Par où commencer ? Commençons au hasard, par le musicien. Dès son entrée à l'Ecole, il s'inscrit dans un conservatoire de musique. Six ans plus tard, agrégé de physique et chimie, il joue remarquablement du piano, de la flûte traversière, de la guitare, du saxophone, de la contrebasse, de la trompette et j'en oublie. Il épouse Roselyne pendant sa troisième année d'Ecole. Ils se séparèrent vingt ans plus tard et il épouse alors une jeune élève du conservatoire.

En quatrième année, je passe beaucoup de temps chez lui et Roselyne car, binômés pour la préparation de l'agrégation, nous faisons les révisions ensemble.

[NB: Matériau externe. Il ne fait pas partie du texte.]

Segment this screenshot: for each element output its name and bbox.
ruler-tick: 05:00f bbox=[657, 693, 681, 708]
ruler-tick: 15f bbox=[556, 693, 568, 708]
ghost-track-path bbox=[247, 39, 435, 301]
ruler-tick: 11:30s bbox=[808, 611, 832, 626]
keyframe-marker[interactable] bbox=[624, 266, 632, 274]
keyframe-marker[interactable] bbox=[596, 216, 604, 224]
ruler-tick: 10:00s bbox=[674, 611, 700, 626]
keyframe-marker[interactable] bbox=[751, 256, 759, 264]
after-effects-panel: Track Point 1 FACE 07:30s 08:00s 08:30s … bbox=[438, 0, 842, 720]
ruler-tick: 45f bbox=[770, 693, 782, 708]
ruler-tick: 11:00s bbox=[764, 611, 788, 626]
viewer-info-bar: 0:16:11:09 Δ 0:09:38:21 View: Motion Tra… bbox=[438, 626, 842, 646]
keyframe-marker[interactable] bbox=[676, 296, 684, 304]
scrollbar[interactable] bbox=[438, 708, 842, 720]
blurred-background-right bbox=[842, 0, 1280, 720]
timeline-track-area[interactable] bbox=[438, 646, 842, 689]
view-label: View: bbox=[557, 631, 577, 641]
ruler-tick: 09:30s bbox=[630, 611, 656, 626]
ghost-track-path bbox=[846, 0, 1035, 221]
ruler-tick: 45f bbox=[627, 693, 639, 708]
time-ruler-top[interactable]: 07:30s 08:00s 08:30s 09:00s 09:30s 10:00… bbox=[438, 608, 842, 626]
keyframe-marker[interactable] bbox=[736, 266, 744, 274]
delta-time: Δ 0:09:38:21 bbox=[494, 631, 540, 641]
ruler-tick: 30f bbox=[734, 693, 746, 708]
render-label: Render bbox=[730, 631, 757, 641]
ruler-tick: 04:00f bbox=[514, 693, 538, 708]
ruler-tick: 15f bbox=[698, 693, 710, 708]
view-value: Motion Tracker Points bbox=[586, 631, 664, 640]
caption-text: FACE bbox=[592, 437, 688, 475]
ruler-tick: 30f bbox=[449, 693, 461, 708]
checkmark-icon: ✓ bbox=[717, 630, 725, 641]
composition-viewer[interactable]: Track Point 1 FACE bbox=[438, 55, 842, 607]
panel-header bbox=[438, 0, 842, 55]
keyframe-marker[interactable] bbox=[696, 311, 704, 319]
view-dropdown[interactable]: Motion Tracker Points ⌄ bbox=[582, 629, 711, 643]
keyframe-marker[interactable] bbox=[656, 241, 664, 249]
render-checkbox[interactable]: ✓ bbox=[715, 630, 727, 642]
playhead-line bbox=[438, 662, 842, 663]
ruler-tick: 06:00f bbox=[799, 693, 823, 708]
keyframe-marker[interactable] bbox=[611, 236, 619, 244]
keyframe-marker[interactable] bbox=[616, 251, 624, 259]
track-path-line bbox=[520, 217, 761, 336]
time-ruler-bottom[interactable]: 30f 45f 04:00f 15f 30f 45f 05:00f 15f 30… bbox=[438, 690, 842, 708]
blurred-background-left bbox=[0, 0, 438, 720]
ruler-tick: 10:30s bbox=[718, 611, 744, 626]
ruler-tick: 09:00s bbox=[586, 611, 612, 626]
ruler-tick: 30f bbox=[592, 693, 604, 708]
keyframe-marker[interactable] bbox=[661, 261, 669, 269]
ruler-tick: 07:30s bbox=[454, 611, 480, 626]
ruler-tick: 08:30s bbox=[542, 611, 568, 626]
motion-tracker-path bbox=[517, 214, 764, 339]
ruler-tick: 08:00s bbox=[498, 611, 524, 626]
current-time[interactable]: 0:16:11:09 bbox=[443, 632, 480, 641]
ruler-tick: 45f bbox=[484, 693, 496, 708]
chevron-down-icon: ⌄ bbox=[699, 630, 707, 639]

De sa bouche, une phrase sur deux est une contrepèterie, sans recherche, sans effort. Il fera de cette facilité son second métier : musicien des mots. Ecrire des contrepèteries comme des morceaux de musique et en faire une théorie : L'art de décaler les sons et, pour les enfants, La vie des mots.
L'art de décaler les sons C'est lui qui, depuis 1984, apporte chaque mercredi l'Album de la Comtesse au Canard Enchaîné. Disciple de Luc Etienne, auquel il succéda dans cette mission ?

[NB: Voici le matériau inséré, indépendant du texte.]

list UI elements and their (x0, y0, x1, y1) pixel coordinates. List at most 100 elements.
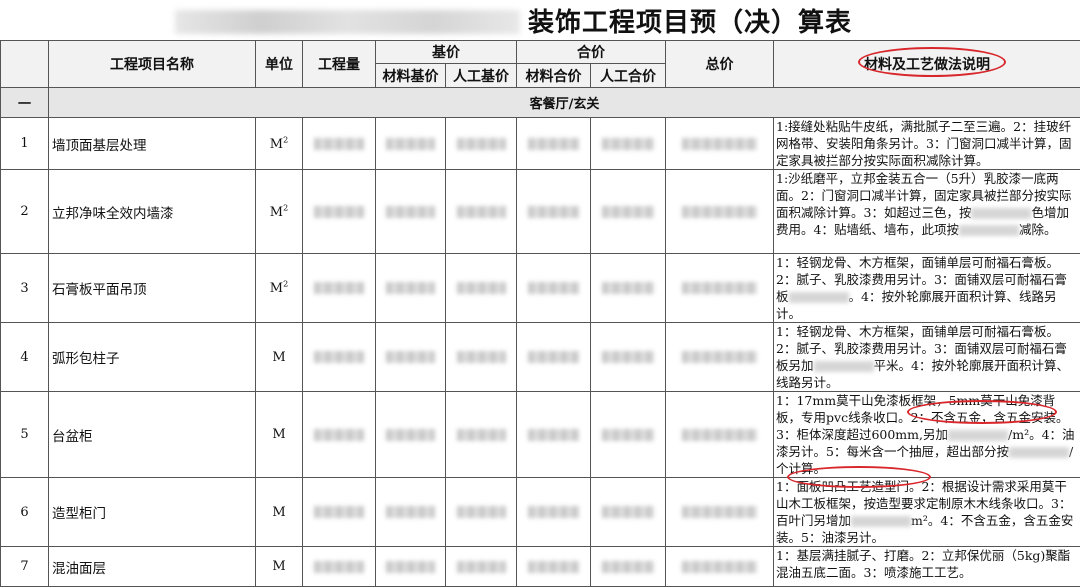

Lui parlerais-je de vendanges ?
Ah, pour rien au monde je t'enduirais les serpettes de rouge, répondrait-il, du tac au tac.
Ou des vachers du Cézallier,
– Ah, ceux-là, je te leur dirais taisez-vous ! Laissez vos bêtes se reposer !

En plus de son métier de chercheur en physique atomique au CEA de Saclay, il écrit chaque semaine le journal du Centre. Et c'est aussi un montagnard et un très bon skieur.
Sa famille possédant un des plus vieux chalets de Peisey-Nancroix, en Tarentaise, Joël et moi nous retrouvions souvent sur les pistes de ski, puis nous nous arrêtions à son chalet pour les incontournables parties de scrabble. Il était imbattable. Et le soir, son chalet étant voisin du nôtre, le dominant d'une petite trentaine de mètres, il nous criait :

Taisez-vous tous en bas !

C'était aussi un bon alpiniste. Nous faisions souvent cordée à deux, surtout dans le Massif de la Vanoise :
La traversée du Bellecôte, cette longue course, se fit sans commentaire de sa part, mais l'Aiguille de la Vanoise fut une escalade assez difficile :
Quelle lutte, peste ! s'écriait-il.

Que n'ai-je pensé à écrire, dans mon récent Coffiots, la fin de casses... ?, au chapitre 20, que le directeur de cabinet avait le plus gros malus du Finistère !

Que nous dit Joël : "Sachons détecter et faire bon usage de tels mots contrepétogènes : acculer, balcon, berge, biaiser, biner, butte, caisse, concierge, consensus, délation, fine, fouille, génisse, mine, nouilles, phlébite, poncho, poutre, roussette, scorpion, site, tennis, vergeture, et bien d'autres."

Joël en a si bien fait usage de ces mots - et de tant d'autres ! - qu'il est maintenant accroché comme il faut - et comme nous, auteurs "alexandrins", nous aimerions l'être - par un grand éditeur. Pour lui, c'est essentiellement Albin Michel, comme en témoigne cette liste impressionnante de publications par cette maison :
Les contrepétines (album jeunesse) ; L'art des mots, l'eau des marres (album jeunesse) ; Manuel de contrepet ; Des prénoms fous, fous, fous (album jeunesse) ; La vie des mots, l'ami des veaux (album jeunesse) ; La bible du contrepet (Somme, anthologie, classification, théorie).

Et chez d'autres aussi : Le dico de la contrepèterie (ed. Seuil) ; Des contrepèteries (ed. First) ; Le petit livre des contrepèteries (ed. First) ; La bible du contrepet (Robert Laffont).